I’ll admit it; I can be as insecure as the next person. Social media and advertising have taught people (girls in particular) to compare and contrast themselves to others. I constantly find myself scrolling through Insta wishing I had that feed, those shoes, that body lying on that beach with that nice cocktail. Sure there’s nothing wrong with aspiring for more, or even just admiring others, but where does the line come between liking someone else’s life and hating yourself for not living like that?
As someone who is always “online” for work, it’s hard to escape the feeling that I need to fit into a certain category in order to be more successful. With anxiety still playing a huge role in my outlook on life, it often plays on my mind that I might not be good enough to achieve my goals and that if I just changed myself, things might be different.

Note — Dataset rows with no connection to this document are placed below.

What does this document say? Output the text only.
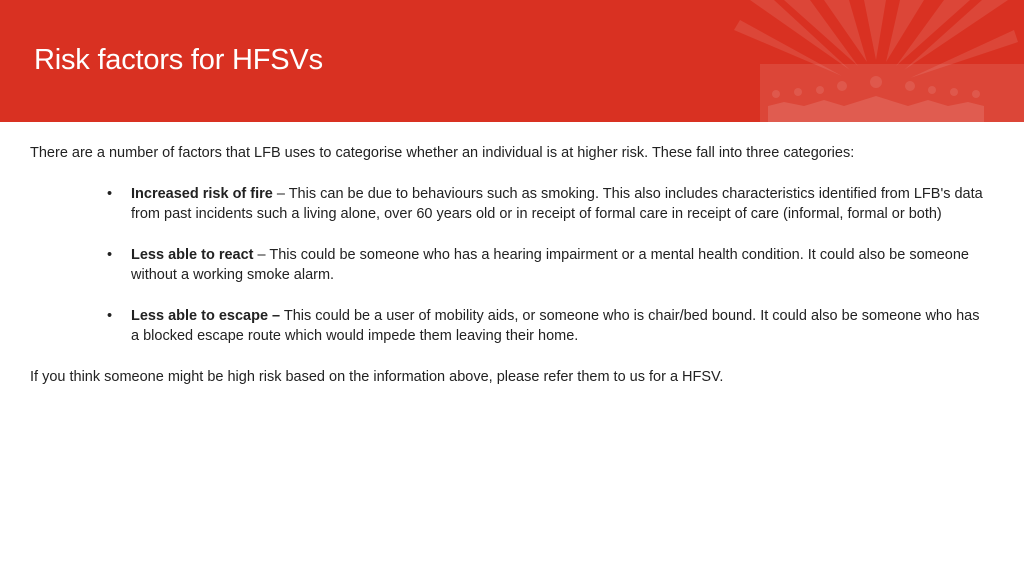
Risk factors for HFSVs

There are a number of factors that LFB uses to categorise whether an individual is at higher risk. These fall into three categories:

•	Increased risk of fire – This can be due to behaviours such as smoking. This also includes characteristics identified from LFB's data from past incidents such a living alone, over 60 years old or in receipt of formal care in receipt of care (informal, formal or both)
•	Less able to react – This could be someone who has a hearing impairment or a mental health condition. It could also be someone without a working smoke alarm.
•	Less able to escape – This could be a user of mobility aids, or someone who is chair/bed bound. It could also be someone who has a blocked escape route which would impede them leaving their home.

If you think someone might be high risk based on the information above, please refer them to us for a HFSV.
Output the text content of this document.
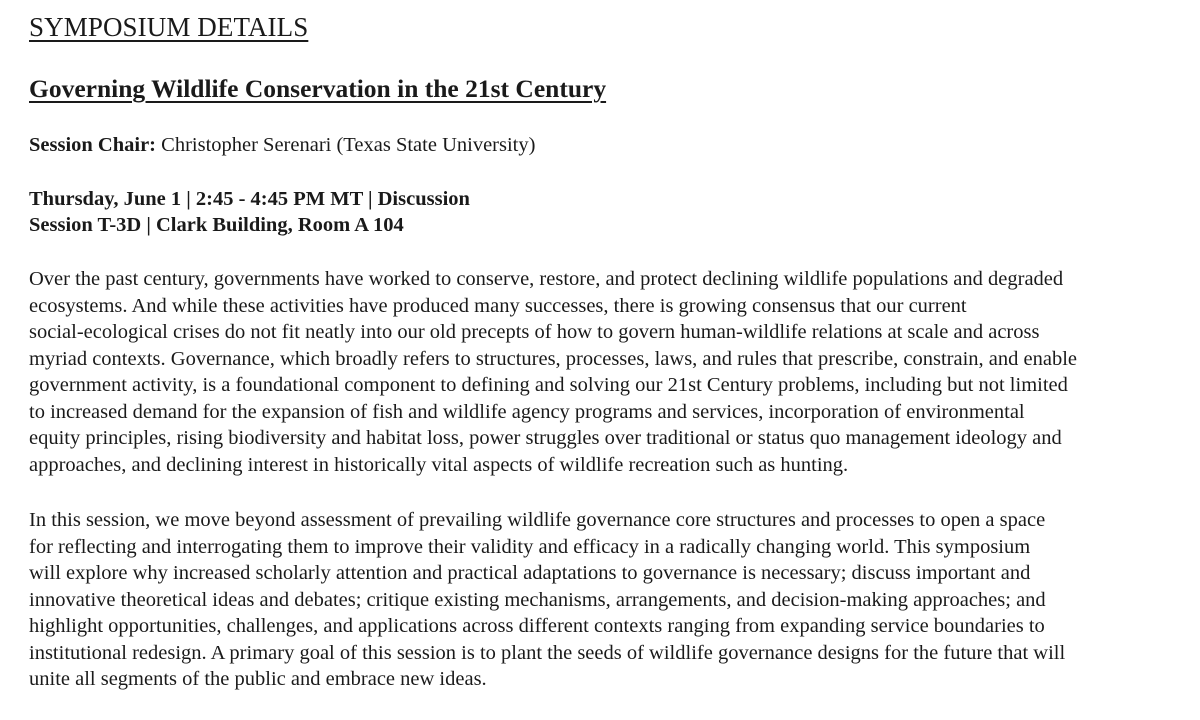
SYMPOSIUM DETAILS
Governing Wildlife Conservation in the 21st Century

Session Chair: Christopher Serenari (Texas State University)

Thursday, June 1 | 2:45 - 4:45 PM MT | Discussion
Session T-3D | Clark Building, Room A 104
Over the past century, governments have worked to conserve, restore, and protect declining wildlife populations and degraded
ecosystems. And while these activities have produced many successes, there is growing consensus that our current
social-ecological crises do not fit neatly into our old precepts of how to govern human-wildlife relations at scale and across
myriad contexts. Governance, which broadly refers to structures, processes, laws, and rules that prescribe, constrain, and enable
government activity, is a foundational component to defining and solving our 21st Century problems, including but not limited
to increased demand for the expansion of fish and wildlife agency programs and services, incorporation of environmental
equity principles, rising biodiversity and habitat loss, power struggles over traditional or status quo management ideology and
approaches, and declining interest in historically vital aspects of wildlife recreation such as hunting.
In this session, we move beyond assessment of prevailing wildlife governance core structures and processes to open a space
for reflecting and interrogating them to improve their validity and efficacy in a radically changing world. This symposium
will explore why increased scholarly attention and practical adaptations to governance is necessary; discuss important and
innovative theoretical ideas and debates; critique existing mechanisms, arrangements, and decision-making approaches; and
highlight opportunities, challenges, and applications across different contexts ranging from expanding service boundaries to
institutional redesign. A primary goal of this session is to plant the seeds of wildlife governance designs for the future that will
unite all segments of the public and embrace new ideas.
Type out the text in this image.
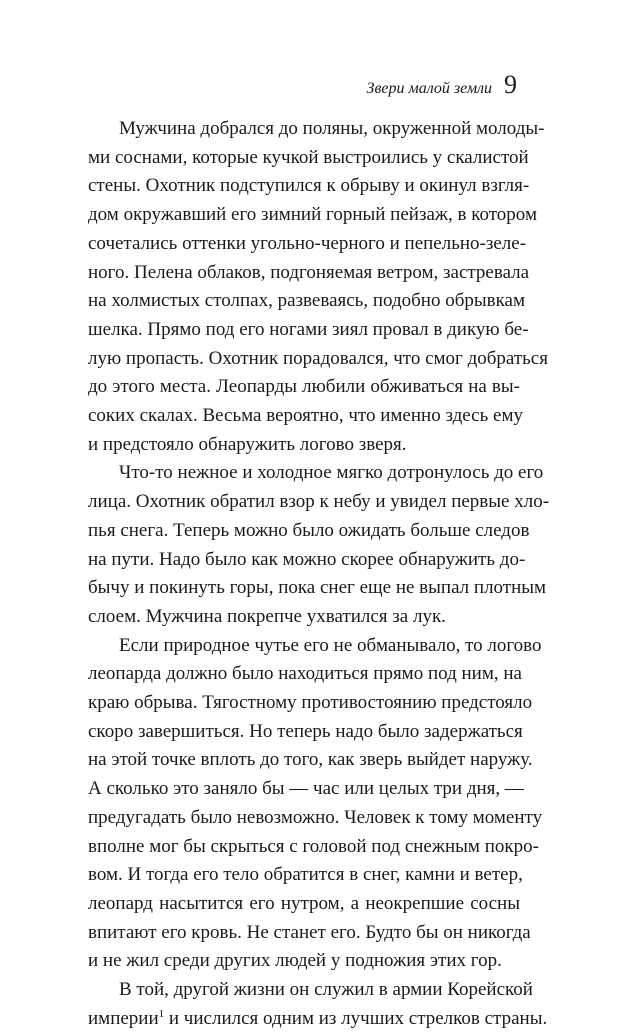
Звери малой земли 9
Мужчина добрался до поляны, окруженной молоды-
ми соснами, которые кучкой выстроились у скалистой
стены. Охотник подступился к обрыву и окинул взгля-
дом окружавший его зимний горный пейзаж, в котором
сочетались оттенки угольно-черного и пепельно-зеле-
ного. Пелена облаков, подгоняемая ветром, застревала
на холмистых столпах, развеваясь, подобно обрывкам
шелка. Прямо под его ногами зиял провал в дикую бе-
лую пропасть. Охотник порадовался, что смог добраться
до этого места. Леопарды любили обживаться на вы-
соких скалах. Весьма вероятно, что именно здесь ему
и предстояло обнаружить логово зверя.
Что-то нежное и холодное мягко дотронулось до его
лица. Охотник обратил взор к небу и увидел первые хло-
пья снега. Теперь можно было ожидать больше следов
на пути. Надо было как можно скорее обнаружить до-
бычу и покинуть горы, пока снег еще не выпал плотным
слоем. Мужчина покрепче ухватился за лук.
Если природное чутье его не обманывало, то логово
леопарда должно было находиться прямо под ним, на
краю обрыва. Тягостному противостоянию предстояло
скоро завершиться. Но теперь надо было задержаться
на этой точке вплоть до того, как зверь выйдет наружу.
А сколько это заняло бы — час или целых три дня, —
предугадать было невозможно. Человек к тому моменту
вполне мог бы скрыться с головой под снежным покро-
вом. И тогда его тело обратится в снег, камни и ветер,
леопард насытится его нутром, а неокрепшие сосны
впитают его кровь. Не станет его. Будто бы он никогда
и не жил среди других людей у подножия этих гор.
В той, другой жизни он служил в армии Корейской
империи$^1$ и числился одним из лучших стрелков страны.
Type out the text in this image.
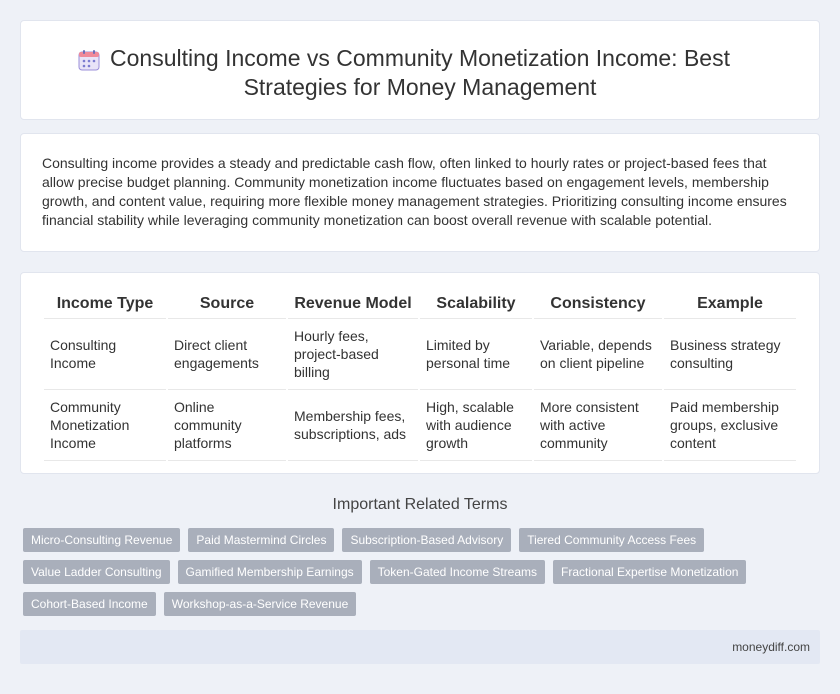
Consulting Income vs Community Monetization Income: Best Strategies for Money Management

Consulting income provides a steady and predictable cash flow, often linked to hourly rates or project-based fees that allow precise budget planning. Community monetization income fluctuates based on engagement levels, membership growth, and content value, requiring more flexible money management strategies. Prioritizing consulting income ensures financial stability while leveraging community monetization can boost overall revenue with scalable potential.

Income Type	Source	Revenue Model	Scalability	Consistency	Example
Consulting Income	Direct client engagements	Hourly fees, project-based billing	Limited by personal time	Variable, depends on client pipeline	Business strategy consulting
Community Monetization Income	Online community platforms	Membership fees, subscriptions, ads	High, scalable with audience growth	More consistent with active community	Paid membership groups, exclusive content
Important Related Terms
Micro-Consulting Revenue	Paid Mastermind Circles	Subscription-Based Advisory	Tiered Community Access Fees
Value Ladder Consulting	Gamified Membership Earnings	Token-Gated Income Streams	Fractional Expertise Monetization
Cohort-Based Income	Workshop-as-a-Service Revenue
moneydiff.com
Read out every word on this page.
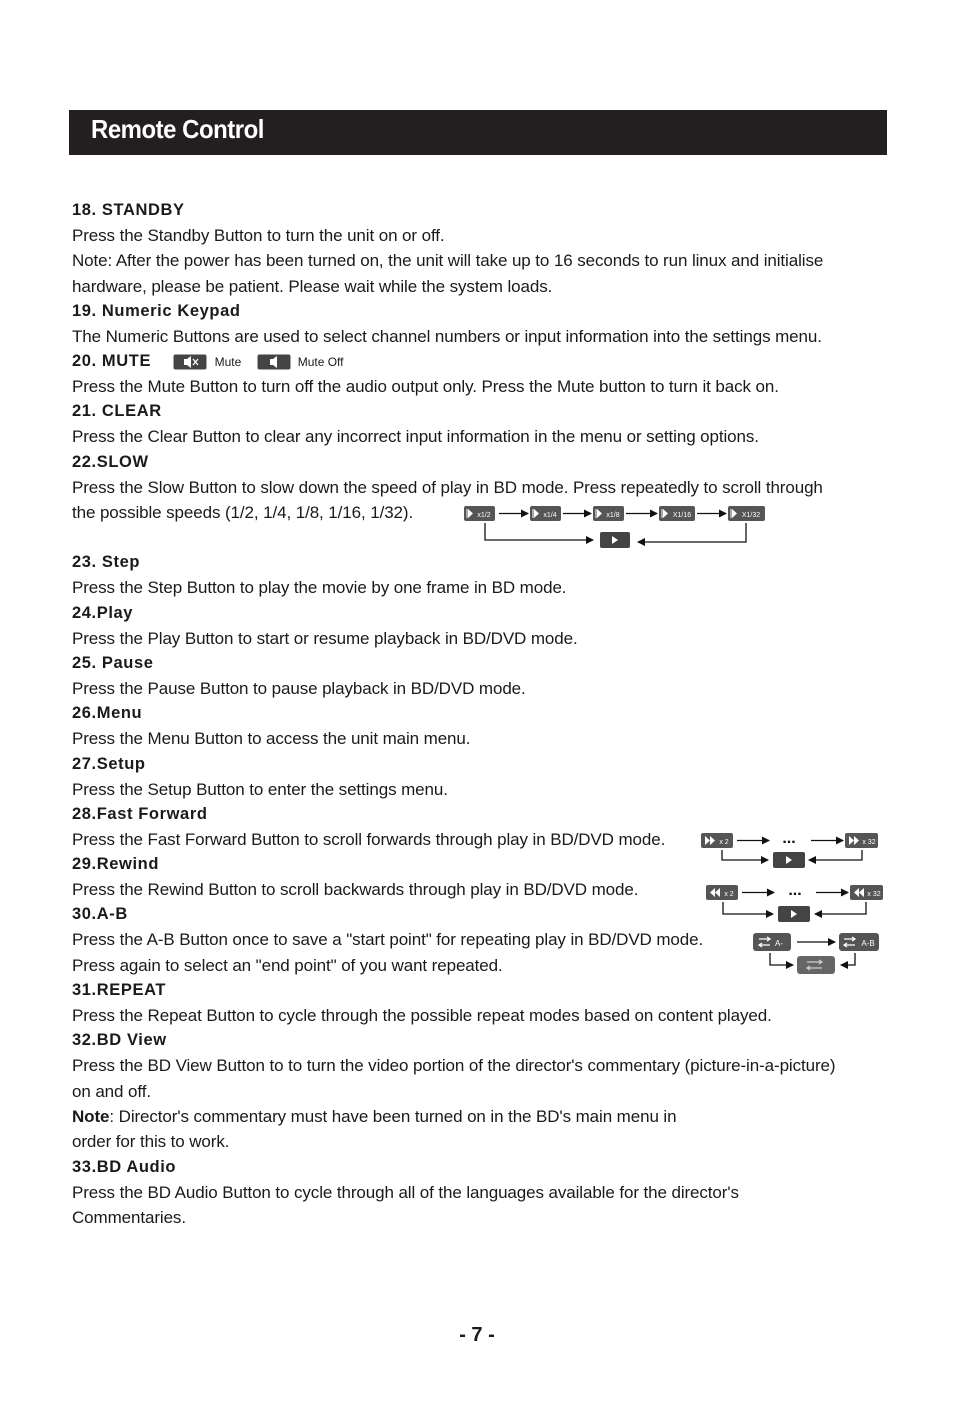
Remote Control
18. STANDBY
Press the Standby Button to turn the unit on or off.
Note: After the power has been turned on, the unit will take up to 16 seconds to run linux and initialise
hardware, please be patient. Please wait while the system loads.
19. Numeric Keypad
The Numeric Buttons are used to select channel numbers or input information into the settings menu.
20. MUTE	Mute	Mute Off
Press the Mute Button to turn off the audio output only. Press the Mute button to turn it back on.
21. CLEAR
Press the Clear Button to clear any incorrect input information in the menu or setting options.
22.SLOW
Press the Slow Button to slow down the speed of play in BD mode. Press repeatedly to scroll through
the possible speeds (1/2, 1/4, 1/8, 1/16, 1/32).
23. Step
Press the Step Button to play the movie by one frame in BD mode.
24.Play
Press the Play Button to start or resume playback in BD/DVD mode.
25. Pause
Press the Pause Button to pause playback in BD/DVD mode.
26.Menu
Press the Menu Button to access the unit main menu.
27.Setup
Press the Setup Button to enter the settings menu.
28.Fast Forward
Press the Fast Forward Button to scroll forwards through play in BD/DVD mode.
29.Rewind
Press the Rewind Button to scroll backwards through play in BD/DVD mode.
30.A-B
Press the A-B Button once to save a "start point" for repeating play in BD/DVD mode.
Press again to select an "end point" of you want repeated.
31.REPEAT
Press the Repeat Button to cycle through the possible repeat modes based on content played.
32.BD View
Press the BD View Button to to turn the video portion of the director's commentary (picture-in-a-picture)
on and off.
Note: Director's commentary must have been turned on in the BD's main menu in
order for this to work.
33.BD Audio
Press the BD Audio Button to cycle through all of the languages available for the director's
Commentaries.
x1/2	x1/4	x1/8	X1/16	X1/32
x 2	...	x 32
x 2	...	x 32
A-	A-B
- 7 -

Last year saw me turn into a ghost of myself- constantly worried about how others might perceive my hobbies, changing my wardrobe and haircut because it fitted in with the people I was surrounding myself with, basically just becoming a completely different person so I could fit in a bit more. I’m not saying I’m a complete social outcast when I’m myself, but I was convinced I wasn’t good enough being me.
I made a decision to ditch the negativity this year and start living for me. I cut my hair back the way I love it, started wearing a colour other than black or grey (which was pretty nerve-wracking to be honest), and generally embraced the parts of myself that I had spent the past year suppressing. I love photography, creating posts for Instagram, reading, wearing quirky clothes, listening to 80s music. These things don’t make me any less valuable than the person standing next to me, so why suppress them?
I’m finally able to say that I don’t walk into a room and shudder at the thought of people judging me, and in return I don’t immediately look at everyone and compare myself to them. I’m comfortable in my skin- sure there are improvements that I personally want to make, but I’m being healthy about them, not letting these little things bring me crashing down anymore.
I like the new me- or should I say, the real me. Insecurity, I’m sorry, it’s just not working out. We need a divorce.